A security flaw in the SwiftKey-developed keyboards pre-installed on Samsung smartphones is leaving at least 600 million devices vulnerable to hackers. The flaw, discovered by security firm NowSecure, could allow hackers to take control over those devices, which use unencrypted connections to update when users download new language packs.
Those unsecure connections leave a hole that hackers could exploit if users connect to the Internet over unsecure Wi-Fi networks, which users typically encounter when they're out and about.
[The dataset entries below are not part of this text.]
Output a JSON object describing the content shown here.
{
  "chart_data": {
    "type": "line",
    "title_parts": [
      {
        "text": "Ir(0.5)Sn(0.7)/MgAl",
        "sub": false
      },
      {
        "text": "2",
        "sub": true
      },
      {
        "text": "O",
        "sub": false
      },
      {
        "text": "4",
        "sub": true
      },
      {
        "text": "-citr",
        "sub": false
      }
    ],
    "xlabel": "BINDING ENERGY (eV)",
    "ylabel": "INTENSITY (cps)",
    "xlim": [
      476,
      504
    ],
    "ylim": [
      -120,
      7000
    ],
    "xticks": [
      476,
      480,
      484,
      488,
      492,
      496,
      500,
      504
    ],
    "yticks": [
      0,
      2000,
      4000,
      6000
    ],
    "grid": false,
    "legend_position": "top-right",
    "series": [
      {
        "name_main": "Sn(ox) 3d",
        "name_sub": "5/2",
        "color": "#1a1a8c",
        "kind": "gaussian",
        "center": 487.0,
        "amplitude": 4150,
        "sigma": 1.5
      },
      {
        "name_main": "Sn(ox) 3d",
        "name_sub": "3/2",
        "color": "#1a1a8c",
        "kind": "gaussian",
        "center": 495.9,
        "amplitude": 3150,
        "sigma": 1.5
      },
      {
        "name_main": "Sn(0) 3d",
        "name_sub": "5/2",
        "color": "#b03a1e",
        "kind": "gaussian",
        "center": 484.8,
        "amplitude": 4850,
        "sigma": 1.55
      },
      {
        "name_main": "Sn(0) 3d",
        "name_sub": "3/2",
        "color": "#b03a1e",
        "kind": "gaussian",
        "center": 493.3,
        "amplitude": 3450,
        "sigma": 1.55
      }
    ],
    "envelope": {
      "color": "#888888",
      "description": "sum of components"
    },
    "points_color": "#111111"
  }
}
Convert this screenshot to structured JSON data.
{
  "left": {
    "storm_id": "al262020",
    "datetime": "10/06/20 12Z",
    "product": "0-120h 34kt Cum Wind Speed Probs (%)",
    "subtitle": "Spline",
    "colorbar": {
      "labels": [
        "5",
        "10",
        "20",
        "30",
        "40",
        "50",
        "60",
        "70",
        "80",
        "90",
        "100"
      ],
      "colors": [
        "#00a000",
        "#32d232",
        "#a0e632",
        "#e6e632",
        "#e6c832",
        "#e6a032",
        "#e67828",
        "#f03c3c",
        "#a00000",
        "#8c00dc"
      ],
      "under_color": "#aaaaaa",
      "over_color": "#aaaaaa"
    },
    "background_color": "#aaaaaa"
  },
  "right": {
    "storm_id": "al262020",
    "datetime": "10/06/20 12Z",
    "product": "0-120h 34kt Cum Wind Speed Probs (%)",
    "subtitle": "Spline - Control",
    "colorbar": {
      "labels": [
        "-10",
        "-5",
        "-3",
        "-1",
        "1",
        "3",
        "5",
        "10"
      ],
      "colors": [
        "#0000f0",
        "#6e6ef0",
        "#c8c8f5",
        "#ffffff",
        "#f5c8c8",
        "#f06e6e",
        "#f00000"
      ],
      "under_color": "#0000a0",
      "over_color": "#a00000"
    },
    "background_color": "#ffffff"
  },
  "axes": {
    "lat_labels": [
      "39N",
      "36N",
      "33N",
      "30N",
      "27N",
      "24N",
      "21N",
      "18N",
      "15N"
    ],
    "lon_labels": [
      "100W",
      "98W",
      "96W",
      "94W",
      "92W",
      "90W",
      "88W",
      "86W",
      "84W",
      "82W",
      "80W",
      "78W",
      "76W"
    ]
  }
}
Through this vulnerability, a hacker could potentially access a phone's GPS, camera and microphone; install malware; eavesdrop on phone calls or see text messages; or even access a user's personal data, such as their photos, NowSecure said.
The vulnerability applies to Samsung's latest flagship phone the Galaxy S6 as well as the Galaxy S5, Galaxy S4 and the Galaxy S4 Mini models from Verizon, AT&T, Sprint and T-Mobile, according to NowSecure, which said that more devices may also be impacted. If you're feeling particularly geeky, you can see how the hack plays out in the video below.
NowSecure reported the weakness to Samsung in December. Since then, Samsung has sent carriers a patch to fix the issue, Forbes reported, but its unclear how many carriers have delivered that update to their users. SwiftKey, meanwhile, has issued a statement saying the issue only affects the Samsung pre-installed version of its software, which means users that who downloaded the company's app from Google Play or the Apple App Store are not at risk.
If you own a Samsung device and are concerned about this bug, NowSecure advises that you do not use insecure Wi-Fi networks, that use switch to a different device entirely or that you reach out to your carrier for information about whether or not your device is at risk.